« Le service de charité fait partie de la nature intime de l’Église », rappelle le cardinal doyen du collège cardinalice, Angelo Sodano, qui a présidé la messe «pro eligendo Summo Pontifice», ce matin, à 10 h en la basilique Saint-Pierre.
Il a été interrompu par de longs applaudissements de l’assemblée lorsqu’il a remercié le pape Benoît XVI pour son pontificat.
C’est ainsi la dernière parole officielle avant l’entrée en conclave, cet après midi, en la chapelle Sixtine.
Homélie du Cardinal Angelo Sodano
Chers concélébrants,
Eminentes Autorités,
Chers frères et sœurs dans le Seigneur,
«Je chanterai toujours les bontés de l’Éternel » est le chant qui une fois de plus a raisonné sur la tombe de l’apôtre Pierre, en cette heure importante de l’histoire de la Sainte Eglise du Christ. Ce sont les mots du Psaume 88, qui ont fleuri sur nos lèvres pour adorer, remercier et supplier le Père céleste. « Misericordias Domini in aeternum cantabo » est le beau texte latin, qui nous a fait entrer en contemplation de Celui qui veille toujours avec amour sur son Église, en la soutenant sur son chemin à travers les siècles et en la vivifiant de l’Esprit Saint.
Aujourd’hui encore, par cette attitude intérieure, nous voulons nous offrir avec le Christ, au Père dans le Ciel pour le remercier de l’attention aimante qu’il a toujours réservée à sa sainte Église et en particulier pour le lumineux pontificat qu’il nous a concédé avec la vie et les œuvres du 265ème Successeur de Pierre, le bien-aimé et vénéré Pontife Benoît XVI, auquel, en ce moment, nous renouvelons notre gratitude.
Parallèlement aujourd’hui, nous souhaitons implorer le Seigneur, à travers la sollicitude pastorale des cardinaux, afin que bientôt il donne un autre Bon Pasteur à sa sainte Église. Bien sûr, la foi dans la promesse du Christ sur le caractère indéfectible de son Église nous soutient en cette heure.

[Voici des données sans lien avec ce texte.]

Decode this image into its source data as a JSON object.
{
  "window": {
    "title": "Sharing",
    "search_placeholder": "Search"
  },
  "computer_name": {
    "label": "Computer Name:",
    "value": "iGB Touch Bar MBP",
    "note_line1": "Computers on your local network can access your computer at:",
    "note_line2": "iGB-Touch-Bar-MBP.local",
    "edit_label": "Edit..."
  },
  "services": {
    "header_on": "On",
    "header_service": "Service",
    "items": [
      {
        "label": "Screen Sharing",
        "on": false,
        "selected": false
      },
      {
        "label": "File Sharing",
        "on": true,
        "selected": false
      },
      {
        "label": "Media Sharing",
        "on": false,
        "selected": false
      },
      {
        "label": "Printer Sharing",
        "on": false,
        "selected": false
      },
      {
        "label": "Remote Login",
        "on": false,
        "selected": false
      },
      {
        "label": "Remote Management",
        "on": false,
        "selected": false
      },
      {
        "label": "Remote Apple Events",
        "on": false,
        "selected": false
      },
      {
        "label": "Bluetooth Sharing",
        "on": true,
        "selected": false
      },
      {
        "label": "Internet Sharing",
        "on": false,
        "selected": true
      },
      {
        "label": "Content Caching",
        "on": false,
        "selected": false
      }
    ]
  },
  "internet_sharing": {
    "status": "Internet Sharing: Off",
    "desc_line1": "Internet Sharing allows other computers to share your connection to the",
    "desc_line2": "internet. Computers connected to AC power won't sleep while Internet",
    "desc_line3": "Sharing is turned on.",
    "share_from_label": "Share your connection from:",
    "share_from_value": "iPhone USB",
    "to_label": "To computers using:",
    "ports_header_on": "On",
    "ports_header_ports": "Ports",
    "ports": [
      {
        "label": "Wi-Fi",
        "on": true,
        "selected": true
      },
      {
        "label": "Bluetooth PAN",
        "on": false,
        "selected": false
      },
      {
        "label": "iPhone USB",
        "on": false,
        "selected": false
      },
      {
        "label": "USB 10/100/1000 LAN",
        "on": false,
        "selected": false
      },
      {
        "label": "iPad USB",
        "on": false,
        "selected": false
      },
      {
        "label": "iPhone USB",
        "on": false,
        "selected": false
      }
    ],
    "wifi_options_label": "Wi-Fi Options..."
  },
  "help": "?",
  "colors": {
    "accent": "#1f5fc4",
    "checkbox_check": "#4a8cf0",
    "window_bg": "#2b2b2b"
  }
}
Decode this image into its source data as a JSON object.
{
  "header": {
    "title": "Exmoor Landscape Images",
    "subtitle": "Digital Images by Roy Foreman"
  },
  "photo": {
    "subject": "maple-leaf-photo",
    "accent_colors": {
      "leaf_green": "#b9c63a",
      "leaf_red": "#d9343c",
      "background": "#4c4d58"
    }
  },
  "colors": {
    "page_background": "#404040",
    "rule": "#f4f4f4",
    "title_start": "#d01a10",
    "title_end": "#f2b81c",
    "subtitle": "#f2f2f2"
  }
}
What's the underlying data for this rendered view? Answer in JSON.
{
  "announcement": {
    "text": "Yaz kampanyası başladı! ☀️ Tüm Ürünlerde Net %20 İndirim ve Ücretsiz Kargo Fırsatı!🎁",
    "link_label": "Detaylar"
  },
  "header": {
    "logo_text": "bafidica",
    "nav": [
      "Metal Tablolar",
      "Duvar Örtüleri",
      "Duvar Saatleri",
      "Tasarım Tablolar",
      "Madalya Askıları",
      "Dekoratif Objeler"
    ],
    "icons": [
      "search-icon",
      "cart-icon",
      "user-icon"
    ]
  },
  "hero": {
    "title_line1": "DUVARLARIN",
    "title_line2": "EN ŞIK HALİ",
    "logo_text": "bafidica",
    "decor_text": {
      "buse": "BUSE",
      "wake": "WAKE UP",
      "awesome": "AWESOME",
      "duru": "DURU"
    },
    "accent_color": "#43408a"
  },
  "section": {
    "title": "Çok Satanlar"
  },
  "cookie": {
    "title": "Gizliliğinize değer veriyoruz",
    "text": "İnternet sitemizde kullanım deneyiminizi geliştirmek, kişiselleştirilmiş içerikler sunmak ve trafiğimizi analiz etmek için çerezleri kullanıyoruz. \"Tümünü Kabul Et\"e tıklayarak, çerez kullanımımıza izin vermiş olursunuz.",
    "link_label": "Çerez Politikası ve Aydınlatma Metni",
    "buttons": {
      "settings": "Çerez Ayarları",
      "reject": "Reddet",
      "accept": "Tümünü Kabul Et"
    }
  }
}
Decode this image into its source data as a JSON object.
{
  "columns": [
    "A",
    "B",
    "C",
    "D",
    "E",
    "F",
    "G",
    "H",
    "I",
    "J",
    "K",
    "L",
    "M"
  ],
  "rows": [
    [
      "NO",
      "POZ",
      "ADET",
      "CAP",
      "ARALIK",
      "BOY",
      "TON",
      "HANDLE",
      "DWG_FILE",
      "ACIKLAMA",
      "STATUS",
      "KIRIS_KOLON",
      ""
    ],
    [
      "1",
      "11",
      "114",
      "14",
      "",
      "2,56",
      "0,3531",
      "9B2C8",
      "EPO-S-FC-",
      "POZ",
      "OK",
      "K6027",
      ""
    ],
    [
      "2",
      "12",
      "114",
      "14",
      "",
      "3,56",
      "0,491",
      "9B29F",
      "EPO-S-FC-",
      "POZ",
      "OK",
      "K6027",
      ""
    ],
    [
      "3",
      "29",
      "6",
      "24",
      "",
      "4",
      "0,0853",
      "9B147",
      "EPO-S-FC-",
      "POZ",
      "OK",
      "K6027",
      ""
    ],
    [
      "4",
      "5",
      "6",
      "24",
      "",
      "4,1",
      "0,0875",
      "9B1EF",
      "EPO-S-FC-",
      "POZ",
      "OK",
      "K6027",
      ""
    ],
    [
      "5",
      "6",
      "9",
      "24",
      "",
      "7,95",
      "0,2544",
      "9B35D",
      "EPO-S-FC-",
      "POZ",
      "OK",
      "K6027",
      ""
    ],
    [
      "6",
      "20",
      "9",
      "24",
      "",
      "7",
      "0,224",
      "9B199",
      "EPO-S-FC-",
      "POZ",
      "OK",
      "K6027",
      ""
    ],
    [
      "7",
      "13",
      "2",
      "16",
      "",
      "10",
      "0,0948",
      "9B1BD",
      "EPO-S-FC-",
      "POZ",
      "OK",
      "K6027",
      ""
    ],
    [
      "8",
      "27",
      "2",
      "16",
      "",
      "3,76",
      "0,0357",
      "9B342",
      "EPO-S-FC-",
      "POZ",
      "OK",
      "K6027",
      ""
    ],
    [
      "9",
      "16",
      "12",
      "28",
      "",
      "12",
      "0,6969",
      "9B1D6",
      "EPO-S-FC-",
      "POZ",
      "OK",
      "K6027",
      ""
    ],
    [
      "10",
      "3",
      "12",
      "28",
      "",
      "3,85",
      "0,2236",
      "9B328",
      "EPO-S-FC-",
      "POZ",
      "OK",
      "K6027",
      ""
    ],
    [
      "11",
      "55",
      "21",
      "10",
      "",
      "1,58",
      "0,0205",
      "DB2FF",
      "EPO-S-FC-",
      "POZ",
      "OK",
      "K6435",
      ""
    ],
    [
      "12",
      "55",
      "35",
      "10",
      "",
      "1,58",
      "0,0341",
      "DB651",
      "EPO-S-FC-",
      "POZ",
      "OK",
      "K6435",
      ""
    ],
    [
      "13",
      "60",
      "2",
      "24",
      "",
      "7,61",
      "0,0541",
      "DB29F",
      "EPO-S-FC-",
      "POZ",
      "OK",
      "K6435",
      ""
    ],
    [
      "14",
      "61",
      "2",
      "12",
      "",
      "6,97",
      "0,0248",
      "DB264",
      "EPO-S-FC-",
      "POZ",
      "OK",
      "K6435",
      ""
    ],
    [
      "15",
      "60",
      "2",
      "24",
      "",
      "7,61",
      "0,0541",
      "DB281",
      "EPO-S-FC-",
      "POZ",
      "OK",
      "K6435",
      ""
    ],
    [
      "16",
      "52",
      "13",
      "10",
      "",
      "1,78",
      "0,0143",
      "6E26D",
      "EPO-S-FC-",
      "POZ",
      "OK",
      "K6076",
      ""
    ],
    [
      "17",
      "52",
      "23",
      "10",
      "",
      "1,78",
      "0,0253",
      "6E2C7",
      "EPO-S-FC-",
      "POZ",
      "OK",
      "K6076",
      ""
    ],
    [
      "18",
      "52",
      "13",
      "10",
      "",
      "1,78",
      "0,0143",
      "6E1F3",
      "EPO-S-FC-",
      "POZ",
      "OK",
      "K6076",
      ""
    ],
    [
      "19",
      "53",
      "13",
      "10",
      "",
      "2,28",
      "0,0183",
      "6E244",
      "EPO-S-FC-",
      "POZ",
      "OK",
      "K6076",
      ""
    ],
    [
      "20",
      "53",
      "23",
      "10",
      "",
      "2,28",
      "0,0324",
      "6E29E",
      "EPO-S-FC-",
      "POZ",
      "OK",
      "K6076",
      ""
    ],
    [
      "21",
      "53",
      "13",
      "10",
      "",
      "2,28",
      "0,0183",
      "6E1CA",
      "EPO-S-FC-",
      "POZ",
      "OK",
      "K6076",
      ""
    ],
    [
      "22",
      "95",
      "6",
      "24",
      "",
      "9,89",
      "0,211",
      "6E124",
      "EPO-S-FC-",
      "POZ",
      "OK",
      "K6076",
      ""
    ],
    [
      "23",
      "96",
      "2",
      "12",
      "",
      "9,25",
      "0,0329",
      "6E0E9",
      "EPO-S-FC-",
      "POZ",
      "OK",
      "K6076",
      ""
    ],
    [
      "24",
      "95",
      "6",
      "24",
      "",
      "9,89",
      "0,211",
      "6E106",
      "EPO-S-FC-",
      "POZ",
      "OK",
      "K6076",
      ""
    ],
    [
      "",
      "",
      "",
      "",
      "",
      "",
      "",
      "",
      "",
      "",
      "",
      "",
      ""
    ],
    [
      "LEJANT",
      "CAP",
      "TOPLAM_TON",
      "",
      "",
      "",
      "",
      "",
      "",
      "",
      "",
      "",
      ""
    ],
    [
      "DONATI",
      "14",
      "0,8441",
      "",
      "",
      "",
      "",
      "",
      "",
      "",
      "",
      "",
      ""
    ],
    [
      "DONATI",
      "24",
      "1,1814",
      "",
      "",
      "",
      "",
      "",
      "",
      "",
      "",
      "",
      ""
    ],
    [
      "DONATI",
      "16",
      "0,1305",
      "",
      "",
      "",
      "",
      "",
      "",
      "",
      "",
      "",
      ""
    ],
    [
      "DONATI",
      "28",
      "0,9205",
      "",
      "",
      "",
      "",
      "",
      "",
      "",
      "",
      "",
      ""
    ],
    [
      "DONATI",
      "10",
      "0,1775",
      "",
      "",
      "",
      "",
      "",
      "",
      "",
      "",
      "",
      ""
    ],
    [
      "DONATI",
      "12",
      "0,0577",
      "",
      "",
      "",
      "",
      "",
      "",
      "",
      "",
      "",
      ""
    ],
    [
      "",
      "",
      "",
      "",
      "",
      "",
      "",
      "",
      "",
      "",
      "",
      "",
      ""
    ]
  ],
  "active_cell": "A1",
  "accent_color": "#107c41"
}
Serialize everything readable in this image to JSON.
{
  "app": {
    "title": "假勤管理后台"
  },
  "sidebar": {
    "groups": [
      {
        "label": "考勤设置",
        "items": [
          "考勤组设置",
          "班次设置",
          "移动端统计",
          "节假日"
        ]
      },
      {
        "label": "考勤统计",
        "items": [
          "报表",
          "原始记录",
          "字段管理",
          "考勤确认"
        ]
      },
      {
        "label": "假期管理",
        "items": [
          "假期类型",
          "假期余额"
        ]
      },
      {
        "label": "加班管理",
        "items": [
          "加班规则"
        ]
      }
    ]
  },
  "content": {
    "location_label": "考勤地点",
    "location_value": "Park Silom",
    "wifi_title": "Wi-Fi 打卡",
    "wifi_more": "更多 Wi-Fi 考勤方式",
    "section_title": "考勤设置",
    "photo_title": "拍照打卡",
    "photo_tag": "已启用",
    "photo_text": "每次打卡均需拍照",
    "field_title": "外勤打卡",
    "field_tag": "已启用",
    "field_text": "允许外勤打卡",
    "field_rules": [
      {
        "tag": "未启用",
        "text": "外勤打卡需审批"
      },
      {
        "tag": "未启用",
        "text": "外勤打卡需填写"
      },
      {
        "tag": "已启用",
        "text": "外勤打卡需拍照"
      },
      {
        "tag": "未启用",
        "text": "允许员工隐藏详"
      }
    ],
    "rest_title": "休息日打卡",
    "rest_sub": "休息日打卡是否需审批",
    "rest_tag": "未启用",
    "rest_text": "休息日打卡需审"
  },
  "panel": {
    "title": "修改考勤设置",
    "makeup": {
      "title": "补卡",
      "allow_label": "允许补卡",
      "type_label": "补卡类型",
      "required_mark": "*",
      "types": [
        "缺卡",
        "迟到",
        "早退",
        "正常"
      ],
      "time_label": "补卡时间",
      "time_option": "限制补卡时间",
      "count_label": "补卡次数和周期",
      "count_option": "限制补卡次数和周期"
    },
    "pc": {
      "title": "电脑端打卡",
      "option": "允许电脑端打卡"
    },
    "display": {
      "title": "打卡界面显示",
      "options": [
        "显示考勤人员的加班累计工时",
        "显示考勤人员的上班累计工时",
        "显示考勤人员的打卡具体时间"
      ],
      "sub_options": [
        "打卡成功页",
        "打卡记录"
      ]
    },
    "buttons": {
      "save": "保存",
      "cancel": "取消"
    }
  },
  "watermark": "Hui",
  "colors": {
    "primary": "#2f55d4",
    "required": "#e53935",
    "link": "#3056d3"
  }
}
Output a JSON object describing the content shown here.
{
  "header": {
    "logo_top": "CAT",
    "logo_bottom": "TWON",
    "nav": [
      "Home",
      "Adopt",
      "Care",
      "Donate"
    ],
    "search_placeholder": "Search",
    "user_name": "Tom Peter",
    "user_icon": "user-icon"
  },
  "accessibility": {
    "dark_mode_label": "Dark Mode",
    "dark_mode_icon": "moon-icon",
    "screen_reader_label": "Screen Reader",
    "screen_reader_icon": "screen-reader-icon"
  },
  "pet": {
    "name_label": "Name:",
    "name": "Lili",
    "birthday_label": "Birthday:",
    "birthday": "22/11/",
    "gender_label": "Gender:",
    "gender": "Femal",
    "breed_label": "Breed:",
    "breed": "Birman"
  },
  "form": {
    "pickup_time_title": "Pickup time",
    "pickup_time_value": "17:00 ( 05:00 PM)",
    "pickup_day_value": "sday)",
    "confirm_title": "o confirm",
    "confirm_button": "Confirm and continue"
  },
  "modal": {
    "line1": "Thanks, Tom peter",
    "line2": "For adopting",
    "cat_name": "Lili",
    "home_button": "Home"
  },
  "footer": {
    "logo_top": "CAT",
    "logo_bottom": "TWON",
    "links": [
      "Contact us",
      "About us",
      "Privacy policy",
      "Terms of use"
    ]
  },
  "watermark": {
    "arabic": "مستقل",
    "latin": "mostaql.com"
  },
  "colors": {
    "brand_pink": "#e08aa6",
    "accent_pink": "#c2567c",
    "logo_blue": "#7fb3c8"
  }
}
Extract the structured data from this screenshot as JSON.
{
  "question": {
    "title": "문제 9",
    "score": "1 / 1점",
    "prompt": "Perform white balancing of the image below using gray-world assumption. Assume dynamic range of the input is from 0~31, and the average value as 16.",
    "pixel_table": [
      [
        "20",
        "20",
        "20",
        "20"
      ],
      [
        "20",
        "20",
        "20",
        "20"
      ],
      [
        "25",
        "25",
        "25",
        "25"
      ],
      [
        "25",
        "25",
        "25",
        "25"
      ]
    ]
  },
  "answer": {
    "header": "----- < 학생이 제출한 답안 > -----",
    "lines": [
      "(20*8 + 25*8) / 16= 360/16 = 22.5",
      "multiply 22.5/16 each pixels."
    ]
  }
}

En effet, Jésus dit à Pierre: «Tu es Pierre, et sur cette pierre je construirai mon Eglise, et les portes de l’enfer ne prévaudront pas contre elle» (Mt 16,18).
Mes frères, les lectures de la Parole de Dieu que nous venons d’entendre peuvent nous aider à mieux comprendre la mission confiée par le Christ à Pierre et à ses successeurs.
1. Le message d’amour
Le première lecture nous a reproposé un célèbre oracle messianique de la deuxième partie
du livre d’Isaïe, cette partie qui est appelée le « Livre de la consolation» (Is 40-66). Il s’agit d’une prophétie adressée au peuple d’Israël destiné à l’exil à Babylone. Il proclame que Dieu envoie le Messie, plein de miséricorde, un Messie qui pourra dire: «L’esprit du Seigneur Dieu est sur moi … il m’a envoyé porter la Bonne Nouvelle aux pauvres, pour guérir ceux qui ont le cœur brisé, pour proclamer aux captifs la liberté, la libération les prisonniers, promulguer l’année de miséricorde du Seigneur « (Is 61,1-3).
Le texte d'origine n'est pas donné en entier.